Each blob is allocated enough extents to contain all of its data, as well as a number of data blocks reserved for storing verification metadata of the blob. This metadata is always stored in the first blocks of the blob. Metadata is padded so that the actual data always starts at a block-aligned address.

This verification metadata is called a Merkle Tree, a data structure that uses cryptographic hashes to guarantee the integrity of the blob's contents.

Merkle tree

A blob's Merkle Tree is constructed as follows (for more details, see Fuchsia Merkle Roots):

  • Each leaf node is a sha256 hash of a single block's worth of data.
  • Each non-leaf node is a sha256 hash combining its children's hashes.
  • The tree terminates at the level where there is a single sha256 hash.

The hash value at the top-most node is known as the Merkle Root of the blob. This value is used as the name of the blob.

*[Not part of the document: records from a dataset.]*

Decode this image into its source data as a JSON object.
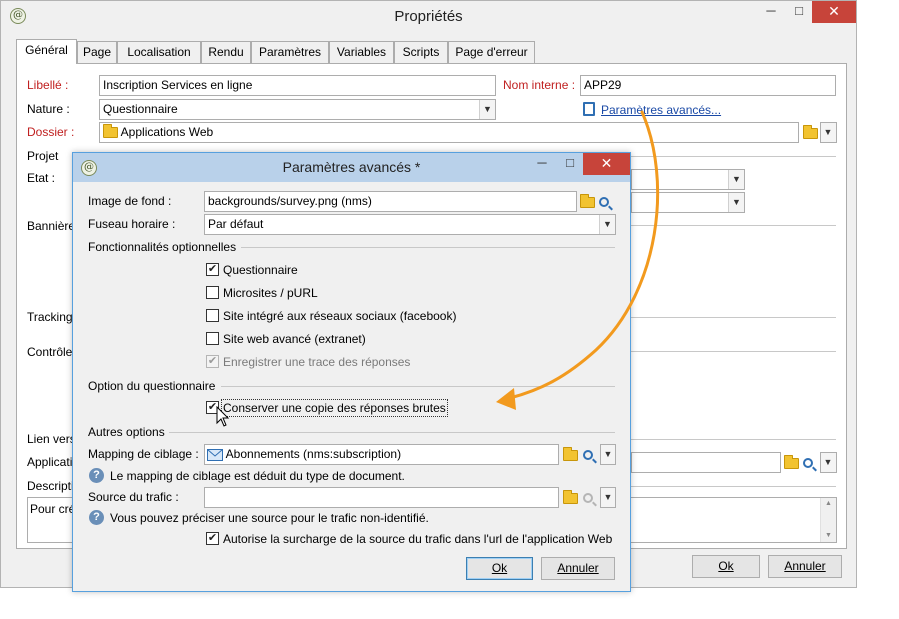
{
  "main": {
    "title": "Propriétés",
    "window_controls": {
      "minimize": "─",
      "maximize": "□",
      "close": "✕"
    },
    "tabs": [
      "Général",
      "Page",
      "Localisation",
      "Rendu",
      "Paramètres",
      "Variables",
      "Scripts",
      "Page d'erreur"
    ],
    "active_tab": "Général",
    "labels": {
      "libelle": "Libellé :",
      "nature": "Nature :",
      "dossier": "Dossier :",
      "projet": "Projet",
      "etat": "Etat :",
      "banniere": "Bannière",
      "tracking": "Tracking",
      "controle": "Contrôle",
      "lien": "Lien vers",
      "application": "Applicati",
      "description": "Descripti",
      "nom_interne": "Nom interne :"
    },
    "values": {
      "libelle": "Inscription Services en ligne",
      "nature": "Questionnaire",
      "dossier": "Applications Web",
      "nom_interne": "APP29",
      "description_text": "Pour cré"
    },
    "advanced_link": "Paramètres avancés...",
    "buttons": {
      "ok": "Ok",
      "cancel": "Annuler"
    }
  },
  "dialog": {
    "title": "Paramètres avancés *",
    "window_controls": {
      "minimize": "─",
      "maximize": "□",
      "close": "✕"
    },
    "labels": {
      "image_fond": "Image de fond :",
      "fuseau": "Fuseau horaire :",
      "mapping": "Mapping de ciblage :",
      "source": "Source du trafic :"
    },
    "values": {
      "image_fond": "backgrounds/survey.png (nms)",
      "fuseau": "Par défaut",
      "mapping": "Abonnements (nms:subscription)",
      "source": ""
    },
    "sections": {
      "fonctionnalites": "Fonctionnalités optionnelles",
      "option_questionnaire": "Option du questionnaire",
      "autres": "Autres options"
    },
    "features": [
      {
        "label": "Questionnaire",
        "checked": true,
        "disabled": false
      },
      {
        "label": "Microsites / pURL",
        "checked": false,
        "disabled": false
      },
      {
        "label": "Site intégré aux réseaux sociaux (facebook)",
        "checked": false,
        "disabled": false
      },
      {
        "label": "Site web avancé (extranet)",
        "checked": false,
        "disabled": false
      },
      {
        "label": "Enregistrer une trace des réponses",
        "checked": true,
        "disabled": true
      }
    ],
    "questionnaire_option": {
      "label": "Conserver une copie des réponses brutes",
      "checked": true
    },
    "help_mapping": "Le mapping de ciblage est déduit du type de document.",
    "help_source": "Vous pouvez préciser une source pour le trafic non-identifié.",
    "override": {
      "label": "Autorise la surcharge de la source du trafic dans l'url de l'application Web",
      "checked": true
    },
    "buttons": {
      "ok": "Ok",
      "cancel": "Annuler"
    }
  },
  "colors": {
    "accent_arrow": "#f29a1e",
    "dialog_border": "#57a0de",
    "required_label": "#c02020",
    "link": "#1a49a6"
  },
  "icons": [
    "app-icon",
    "folder-icon",
    "search-icon",
    "help-icon",
    "clipboard-icon",
    "envelope-icon",
    "mouse-cursor-icon"
  ]
}
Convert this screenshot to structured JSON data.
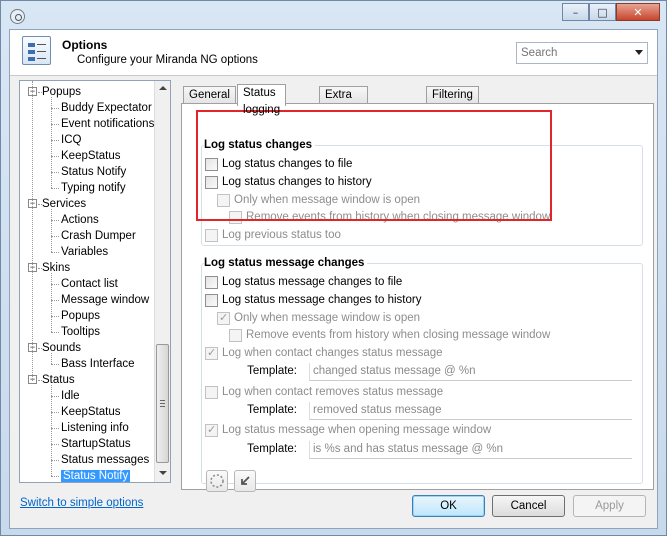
{
  "window": {
    "minimize_glyph": "–",
    "maximize_glyph": "□",
    "close_glyph": "✕"
  },
  "header": {
    "title": "Options",
    "subtitle": "Configure your Miranda NG options",
    "search_placeholder": "Search"
  },
  "tree": [
    {
      "label": "Popups",
      "level": 0,
      "expanded": true
    },
    {
      "label": "Buddy Expectator",
      "level": 1
    },
    {
      "label": "Event notifications",
      "level": 1
    },
    {
      "label": "ICQ",
      "level": 1
    },
    {
      "label": "KeepStatus",
      "level": 1
    },
    {
      "label": "Status Notify",
      "level": 1
    },
    {
      "label": "Typing notify",
      "level": 1
    },
    {
      "label": "Services",
      "level": 0,
      "expanded": true
    },
    {
      "label": "Actions",
      "level": 1
    },
    {
      "label": "Crash Dumper",
      "level": 1
    },
    {
      "label": "Variables",
      "level": 1
    },
    {
      "label": "Skins",
      "level": 0,
      "expanded": true
    },
    {
      "label": "Contact list",
      "level": 1
    },
    {
      "label": "Message window",
      "level": 1
    },
    {
      "label": "Popups",
      "level": 1
    },
    {
      "label": "Tooltips",
      "level": 1
    },
    {
      "label": "Sounds",
      "level": 0,
      "expanded": true
    },
    {
      "label": "Bass Interface",
      "level": 1
    },
    {
      "label": "Status",
      "level": 0,
      "expanded": true
    },
    {
      "label": "Idle",
      "level": 1
    },
    {
      "label": "KeepStatus",
      "level": 1
    },
    {
      "label": "Listening info",
      "level": 1
    },
    {
      "label": "StartupStatus",
      "level": 1
    },
    {
      "label": "Status messages",
      "level": 1
    },
    {
      "label": "Status Notify",
      "level": 1,
      "selected": true
    }
  ],
  "tabs": [
    "General",
    "Status logging",
    "Extra status logging",
    "Filtering"
  ],
  "active_tab": "Status logging",
  "log_status": {
    "title": "Log status changes",
    "to_file": "Log status changes to file",
    "to_history": "Log status changes to history",
    "only_open": "Only when message window is open",
    "remove_events": "Remove events from history when closing message window",
    "previous": "Log previous status too"
  },
  "log_msg": {
    "title": "Log status message changes",
    "to_file": "Log status message changes to file",
    "to_history": "Log status message changes to history",
    "only_open": "Only when message window is open",
    "remove_events": "Remove events from history when closing message window",
    "changes": "Log when contact changes status message",
    "removes": "Log when contact removes status message",
    "opening": "Log status message when opening message window",
    "template_label": "Template:",
    "tpl_changed": "changed status message @ %n",
    "tpl_removed": "removed status message",
    "tpl_opening": "is %s and has status message @ %n"
  },
  "footer": {
    "simple_link": "Switch to simple options",
    "ok": "OK",
    "cancel": "Cancel",
    "apply": "Apply"
  },
  "colors": {
    "highlight": "#e2252a",
    "selection": "#3399ff",
    "link": "#0066cc"
  }
}
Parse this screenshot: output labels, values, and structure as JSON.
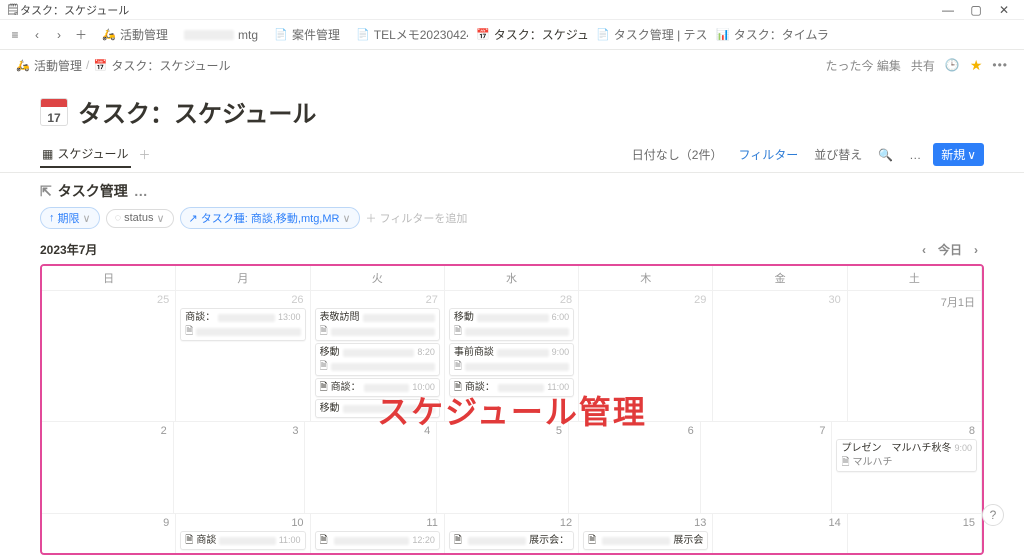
{
  "window": {
    "title": "タスク：スケジュール"
  },
  "tabs": [
    {
      "icon": "🛵",
      "label": "活動管理"
    },
    {
      "icon": "",
      "label": "mtg"
    },
    {
      "icon": "📄",
      "label": "案件管理"
    },
    {
      "icon": "📄",
      "label": "TELメモ20230424-"
    },
    {
      "icon": "📅",
      "label": "タスク：スケジュ…",
      "active": true
    },
    {
      "icon": "📄",
      "label": "タスク管理 | テス…"
    },
    {
      "icon": "📊",
      "label": "タスク：タイムラ…"
    }
  ],
  "breadcrumb": {
    "root_icon": "🛵",
    "root": "活動管理",
    "sep": "/",
    "page_icon": "📅",
    "page": "タスク：スケジュール"
  },
  "topright": {
    "edited": "たった今 編集",
    "share": "共有",
    "more": "•••"
  },
  "page": {
    "icon_num": "17",
    "title": "タスク：スケジュール"
  },
  "view": {
    "tab_label": "スケジュール",
    "plus": "＋",
    "no_date": "日付なし（2件）",
    "filter": "フィルター",
    "sort": "並び替え",
    "search_icon": "Q",
    "more": "…",
    "new": "新規",
    "new_caret": "∨"
  },
  "db": {
    "name": "タスク管理",
    "more": "…"
  },
  "filters": {
    "period": "期限",
    "period_caret": "∨",
    "status": "status",
    "status_caret": "∨",
    "task_type": "タスク種: 商談,移動,mtg,MR",
    "task_caret": "∨",
    "add": "＋ フィルターを追加",
    "updown": "↑"
  },
  "month": {
    "label": "2023年7月",
    "today": "今日",
    "lt": "‹",
    "gt": "›"
  },
  "dow": [
    "日",
    "月",
    "火",
    "水",
    "木",
    "金",
    "土"
  ],
  "weeks": [
    {
      "days": [
        {
          "n": "25",
          "other": true
        },
        {
          "n": "26",
          "other": true,
          "events": [
            {
              "t": "商談：",
              "blurred": true,
              "time": "13:00",
              "doc": true
            }
          ]
        },
        {
          "n": "27",
          "other": true,
          "events": [
            {
              "t": "表敬訪問",
              "blurred": true,
              "time": "",
              "doc": true
            },
            {
              "t": "移動",
              "blurred": true,
              "time": "8:20",
              "doc": true
            },
            {
              "t": "商談：",
              "sub": true,
              "blurred": true,
              "time": "10:00"
            },
            {
              "t": "移動",
              "blurred": true,
              "time": "",
              "doc": false
            }
          ]
        },
        {
          "n": "28",
          "other": true,
          "events": [
            {
              "t": "移動",
              "blurred": true,
              "time": "6:00",
              "doc": true
            },
            {
              "t": "事前商談",
              "blurred": true,
              "time": "9:00",
              "doc": true
            },
            {
              "t": "商談：",
              "sub": true,
              "blurred": true,
              "time": "11:00"
            }
          ]
        },
        {
          "n": "29",
          "other": true
        },
        {
          "n": "30",
          "other": true
        },
        {
          "n": "7月1日"
        }
      ]
    },
    {
      "days": [
        {
          "n": "2"
        },
        {
          "n": "3"
        },
        {
          "n": "4"
        },
        {
          "n": "5"
        },
        {
          "n": "6"
        },
        {
          "n": "7"
        },
        {
          "n": "8",
          "events": [
            {
              "t": "プレゼン　マルハチ秋冬",
              "time": "9:00",
              "doclabel": "マルハチ"
            }
          ]
        }
      ]
    },
    {
      "days": [
        {
          "n": "9"
        },
        {
          "n": "10",
          "events": [
            {
              "t": "商談",
              "blurred": true,
              "time": "11:00",
              "sub": true
            }
          ]
        },
        {
          "n": "11",
          "events": [
            {
              "t": "",
              "blurred": true,
              "time": "12:20",
              "sub": true
            }
          ]
        },
        {
          "n": "12",
          "events": [
            {
              "t": "",
              "blurred": true,
              "tail": "展示会：",
              "sub": true
            }
          ]
        },
        {
          "n": "13",
          "events": [
            {
              "t": "",
              "blurred": true,
              "tail": "展示会",
              "sub": true
            }
          ]
        },
        {
          "n": "14"
        },
        {
          "n": "15"
        }
      ],
      "short": true
    }
  ],
  "overlay": "スケジュール管理",
  "help": "?"
}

A simplified example Merkle Tree

Figure 10: A simplified example Merkle Tree. Note that in practice more information is included in each hash value (such as the block offset and length), and each non-leaf node is significantly wider (in particular, each non-leaf node can contain up to 8192 / 32 == 256 children).

Implementation of BlobFS

Like other Fuchsia filesystems, BlobFS is implemented as a userspace process that serves clients through a FIDL interface.